Lifeguard (Ritz, AA certificate) is almost determinedly unmemorable, the sort of movie that seems designed to fill the screens of drive-ins without distracting the audience too much from their other activities. Assembled with no particular elegance and frequently leaving out or cutting short scenes which could have given us more insight into the characters than the director, Daniel Petrie, seems inclined to offer. it nevertheless ambles along in quite a likeable way. The ageing lifeguard—he's actually over thirty—goes to a class reunion where he sees how his contemporaries have succeeded in their careers and meets a girlfriend from the past who is now a well-heeled divorcée.
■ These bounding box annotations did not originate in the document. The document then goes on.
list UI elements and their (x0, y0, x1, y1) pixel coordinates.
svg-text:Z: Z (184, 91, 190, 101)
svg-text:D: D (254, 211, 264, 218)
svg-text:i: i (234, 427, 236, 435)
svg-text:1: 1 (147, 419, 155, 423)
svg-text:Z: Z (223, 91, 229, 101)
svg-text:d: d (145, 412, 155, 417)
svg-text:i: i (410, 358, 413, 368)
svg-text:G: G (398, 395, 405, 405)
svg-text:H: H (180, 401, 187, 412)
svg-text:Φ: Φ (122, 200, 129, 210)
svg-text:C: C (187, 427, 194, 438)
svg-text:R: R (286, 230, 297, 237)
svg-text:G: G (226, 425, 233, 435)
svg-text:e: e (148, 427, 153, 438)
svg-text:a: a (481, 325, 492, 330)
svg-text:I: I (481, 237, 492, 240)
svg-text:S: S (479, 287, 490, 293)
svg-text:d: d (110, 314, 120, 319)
Still, he decides not to become a Porsche salesman but to stick with the beach for as long as he can find employment there—a pleasing insistence on the virtue of doing your own thing which indicates just how much the target audience of Hollywood movies has shifted away from families and towards the kids. Leading an attractive and unfamiliar cast, Sam Elliott stands out as the sort of personality, much in the mould of Dennis Weaver, around whom television series are destined to be built.